Le présent règlement entre en vigueur le vingtième jour suivant celui de sa publication au Journal officiel de l’Union européenne.

Il est applicable à partir du 1er janvier 2015.

Toutefois, les articles 13 ter, 31 bis et 31 ter du règlement d'exécution (UE) no 282/2011, tels qu'ils sont insérés par le présent règlement, sont applicables à partir du 1er janvier 2017.

Le présent règlement est obligatoire dans tous ses éléments et directement applicable dans tout État membre.

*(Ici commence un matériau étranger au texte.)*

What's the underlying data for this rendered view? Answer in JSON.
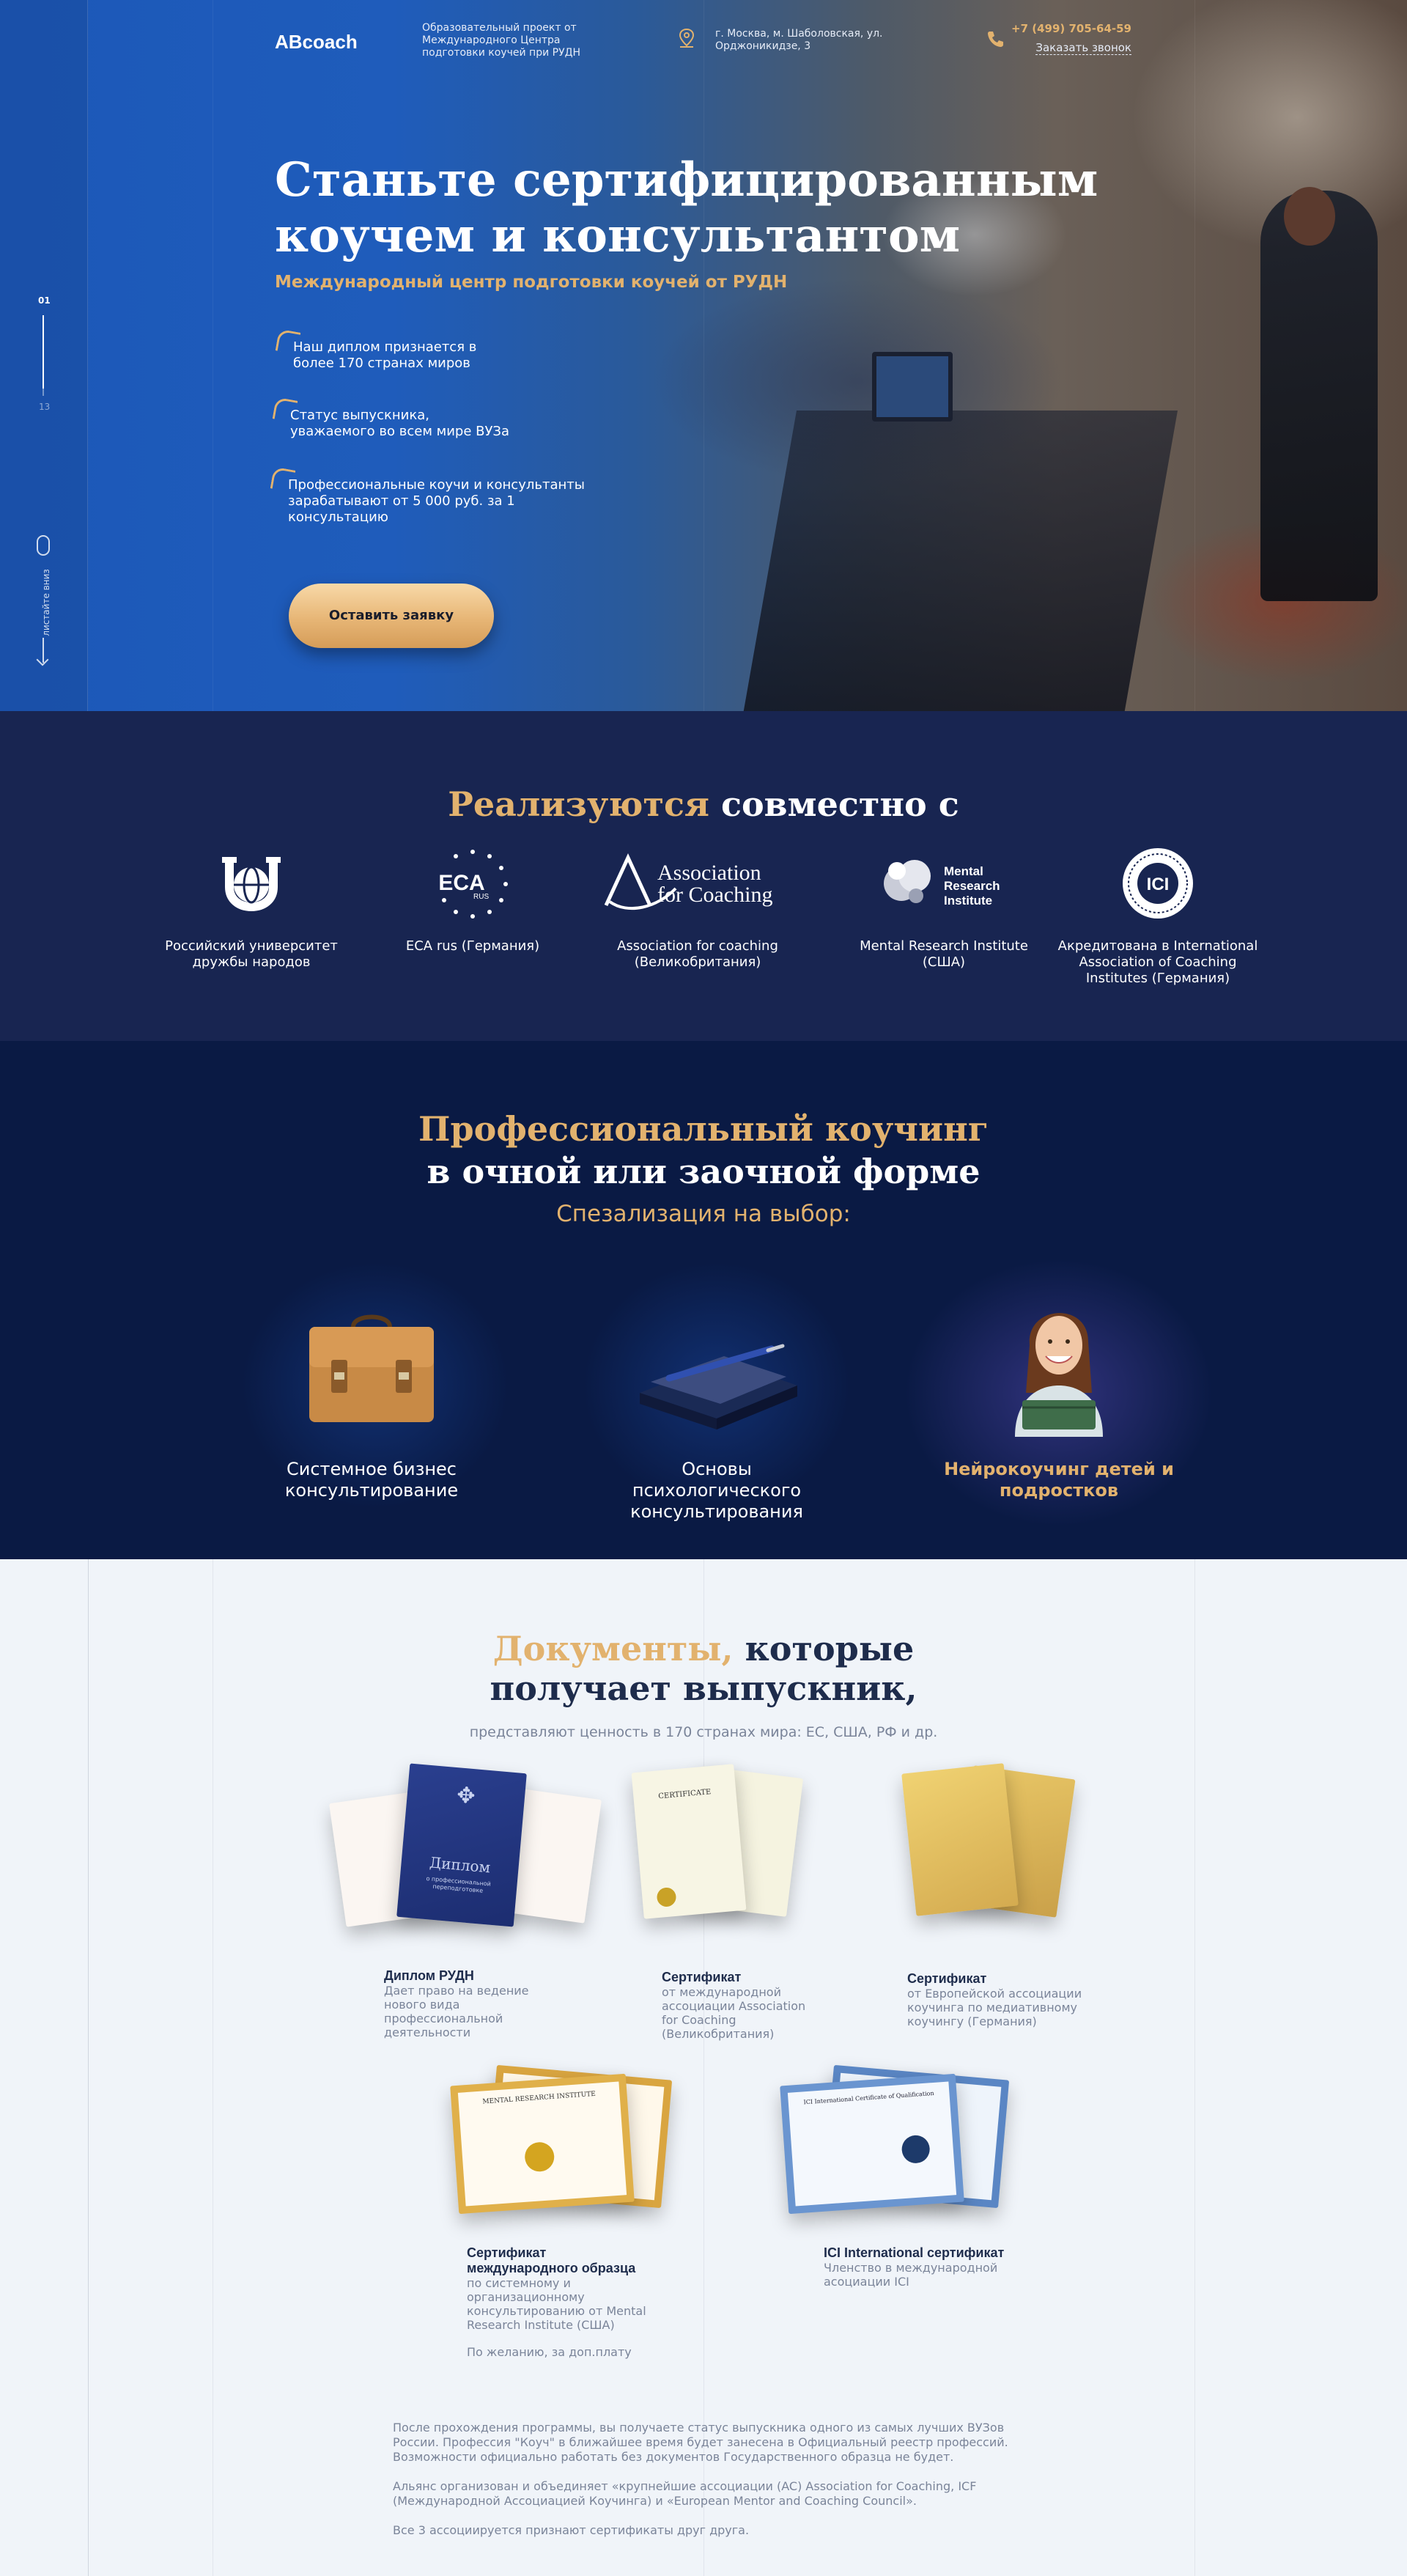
{
  "header": {
    "brand": "ABcoach",
    "brand_desc": "Образовательный проект от Международного Центра подготовки коучей при РУДН",
    "address": "г. Москва, м. Шаболовская, ул. Орджоникидзе, 3",
    "phone": "+7 (499) 705-64-59",
    "callback": "Заказать звонок"
  },
  "hero": {
    "title_line1": "Станьте сертифицированным",
    "title_line2": "коучем и консультантом",
    "subtitle": "Международный центр подготовки коучей  от РУДН",
    "bullets": [
      "Наш диплом признается в более 170 странах миров",
      "Статус выпускника, уважаемого во всем мире ВУЗа",
      "Профессиональные коучи и консультанты зарабатывают от 5 000 руб. за 1 консультацию"
    ],
    "cta": "Оставить заявку",
    "slide_current": "01",
    "slide_total": "13",
    "scroll_hint": "листайте вниз"
  },
  "partners": {
    "title_gold": "Реализуются",
    "title_white": "совместно с",
    "items": [
      {
        "name": "Российский университет дружбы народов"
      },
      {
        "name": "ECA rus (Германия)",
        "logo_text": "ECA",
        "logo_sub": "RUS"
      },
      {
        "name": "Association for coaching (Великобритания)",
        "logo_text": "Association for Coaching"
      },
      {
        "name": "Mental Research Institute (США)",
        "logo_text": "Mental Research Institute"
      },
      {
        "name": "Акредитована в International Association of Coaching Institutes (Германия)",
        "logo_text": "ICI"
      }
    ]
  },
  "coaching": {
    "title_line1": "Профессиональный коучинг",
    "title_line2": "в очной или заочной форме",
    "subtitle": "Спезализация на выбор:",
    "specs": [
      {
        "label": "Системное бизнес консультирование"
      },
      {
        "label": "Основы психологического консультирования"
      },
      {
        "label": "Нейрокоучинг детей и подростков"
      }
    ]
  },
  "documents": {
    "title_gold": "Документы,",
    "title_dark_1": "которые",
    "title_dark_2": "получает выпускник,",
    "subtitle": "представляют ценность в 170 странах мира: ЕС, США,  РФ и др.",
    "items": [
      {
        "title": "Диплом РУДН",
        "desc": "Дает право на ведение нового вида профессиональной деятельности",
        "cover_text": "Диплом",
        "cover_sub": "о профессиональной переподготовке"
      },
      {
        "title": "Сертификат",
        "desc": "от международной ассоциации Association for Coaching (Великобритания)",
        "paper_heading": "CERTIFICATE"
      },
      {
        "title": "Сертификат",
        "desc": "от Европейской ассоциации коучинга по медиативному коучингу (Германия)"
      },
      {
        "title": "Сертификат международного образца",
        "desc": "по системному и организационному консультированию от Mental Research Institute (США)",
        "note": "По желанию, за доп.плату",
        "paper_heading": "MENTAL RESEARCH INSTITUTE"
      },
      {
        "title": "ICI International сертификат",
        "desc": "Членство в международной асоциации ICI",
        "paper_heading": "ICI International Certificate of Qualification"
      }
    ],
    "footer_p1": "После прохождения программы, вы получаете статус выпускника одного из самых лучших ВУЗов России. Профессия \"Коуч\" в ближайшее время будет занесена в Официальный реестр профессий. Возможности официально работать без документов Государственного образца не будет.",
    "footer_p2": "Альянс организован и объединяет «крупнейшие ассоциации (AC) Association for Coaching, ICF (Международной Ассоциацией Коучинга) и «European Mentor and Coaching Council».",
    "footer_p3": "Все 3 ассоциируется признают сертификаты друг друга."
  },
  "colors": {
    "gold": "#e2b26e",
    "navy": "#182551",
    "deep_navy": "#0a1a44",
    "light_bg": "#f0f4f9",
    "dark_text": "#1e2c4c"
  }
}
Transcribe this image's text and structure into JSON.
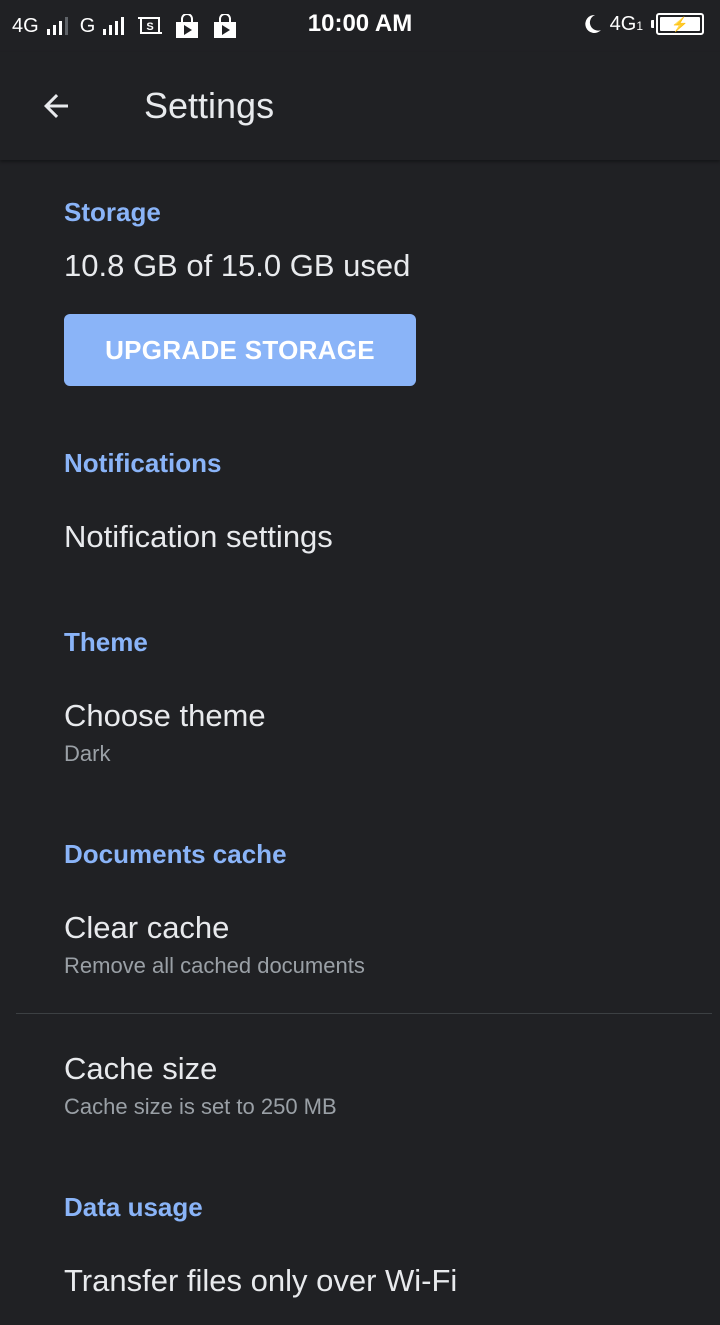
{
  "status_bar": {
    "network1": "4G",
    "network2": "G",
    "time": "10:00 AM",
    "network3": "4G",
    "sim_index": "1",
    "icons": [
      "signal-icon",
      "screenshot-icon",
      "play-store-icon",
      "play-store-icon",
      "moon-icon",
      "battery-charging-icon"
    ]
  },
  "app_bar": {
    "title": "Settings",
    "back_icon": "arrow-back-icon"
  },
  "colors": {
    "background": "#202124",
    "accent": "#8ab4f8",
    "primary_text": "#e8eaed",
    "secondary_text": "#9aa0a6"
  },
  "sections": {
    "storage": {
      "header": "Storage",
      "usage": "10.8 GB of 15.0 GB used",
      "button": "UPGRADE STORAGE"
    },
    "notifications": {
      "header": "Notifications",
      "item": "Notification settings"
    },
    "theme": {
      "header": "Theme",
      "item": "Choose theme",
      "value": "Dark"
    },
    "documents_cache": {
      "header": "Documents cache",
      "clear_title": "Clear cache",
      "clear_sub": "Remove all cached documents",
      "size_title": "Cache size",
      "size_sub": "Cache size is set to 250 MB"
    },
    "data_usage": {
      "header": "Data usage",
      "item": "Transfer files only over Wi-Fi"
    }
  }
}
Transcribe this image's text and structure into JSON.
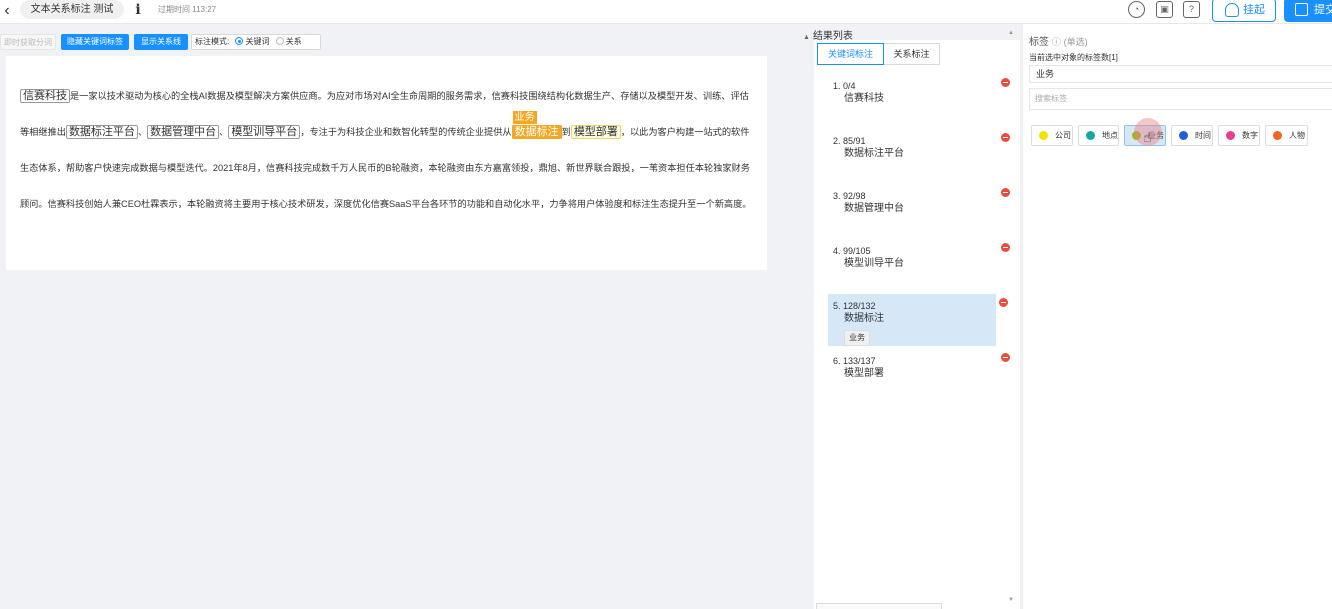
{
  "header": {
    "back_icon": "chevron-left-icon",
    "task_name": "文本关系标注 测试",
    "info_icon": "info-icon",
    "expire": "过期时间 113:27",
    "icons": [
      "dashboard-icon",
      "save-icon",
      "help-icon"
    ],
    "hang_label": "挂起",
    "submit_label": "提交"
  },
  "toolbar": {
    "auto_segment": "即时获取分词",
    "hide_labels": "隐藏关键词标签",
    "show_relations": "显示关系线",
    "mode_label": "标注模式:",
    "mode_keyword": "关键词",
    "mode_relation": "关系",
    "selected_mode": "关键词"
  },
  "document": {
    "e1": "信赛科技",
    "t1": "是一家以技术驱动为核心的全栈AI数据及模型解决方案供应商。为应对市场对AI全生命周期的服务需求，信赛科技围绕结构化数据生产、存储以及模型开发、训练、评估等相继推出",
    "e2": "数据标注平台",
    "t2": "、",
    "e3": "数据管理中台",
    "t3": "、",
    "e4": "模型训导平台",
    "t4": "，专注于为科技企业和数智化转型的传统企业提供从",
    "e5": "数据标注",
    "e5_label": "业务",
    "t5": "到",
    "e6": "模型部署",
    "t6": "，以此为客户构建一站式的软件生态体系，帮助客户快速完成数据与模型迭代。2021年8月，信赛科技完成数千万人民币的B轮融资，本轮融资由东方嘉富领投，鼎旭、新世界联合跟投，一苇资本担任本轮独家财务顾问。信赛科技创始人兼CEO杜霖表示，本轮融资将主要用于核心技术研发，深度优化信赛SaaS平台各环节的功能和自动化水平，力争将用户体验度和标注生态提升至一个新高度。"
  },
  "results": {
    "title": "结果列表",
    "tab_keyword": "关键词标注",
    "tab_relation": "关系标注",
    "items": [
      {
        "idx": "1.",
        "range": "0/4",
        "text": "信赛科技",
        "tag": ""
      },
      {
        "idx": "2.",
        "range": "85/91",
        "text": "数据标注平台",
        "tag": ""
      },
      {
        "idx": "3.",
        "range": "92/98",
        "text": "数据管理中台",
        "tag": ""
      },
      {
        "idx": "4.",
        "range": "99/105",
        "text": "模型训导平台",
        "tag": ""
      },
      {
        "idx": "5.",
        "range": "128/132",
        "text": "数据标注",
        "tag": "业务"
      },
      {
        "idx": "6.",
        "range": "133/137",
        "text": "模型部署",
        "tag": ""
      }
    ]
  },
  "labels": {
    "title": "标签",
    "single": "(单选)",
    "count_text": "当前选中对象的标签数[1]",
    "current": "业务",
    "search_placeholder": "搜索标签",
    "options": [
      {
        "name": "公司",
        "color": "#f5e100"
      },
      {
        "name": "地点",
        "color": "#13a8a8"
      },
      {
        "name": "业务",
        "color": "#a0b51a"
      },
      {
        "name": "时间",
        "color": "#1f5fd6"
      },
      {
        "name": "数字",
        "color": "#e83e8c"
      },
      {
        "name": "人物",
        "color": "#f0641e"
      }
    ],
    "selected": "业务"
  }
}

Fait à Luxembourg, le 7 octobre 2013.

Par le Conseil

Le président

J. BERNATONIS


(1)  JO L 347 du 11.12.2006, p. 1.

(2)  Directive 2010/13/UE du Parlement européen et du Conseil du 10 mars 2010 visant à la coordination de certaines dispositions législatives, réglementaires et administratives des États membres relatives à la fourniture de services de médias audiovisuels (directive «Services de médias audiovisuels») (JO L 95 du 15.4.2010, p. 1).

(3)  JO L 77 du 23.3.2011, p. 1.

(4)  Directive 95/46/CE du Parlement européen et du Conseil du 24 octobre 1995 relative à la protection des personnes physiques à l’égard du traitement des données à caractère personnel et à la libre circulation de ces données (JO L 281 du 23.11.1995, p. 31).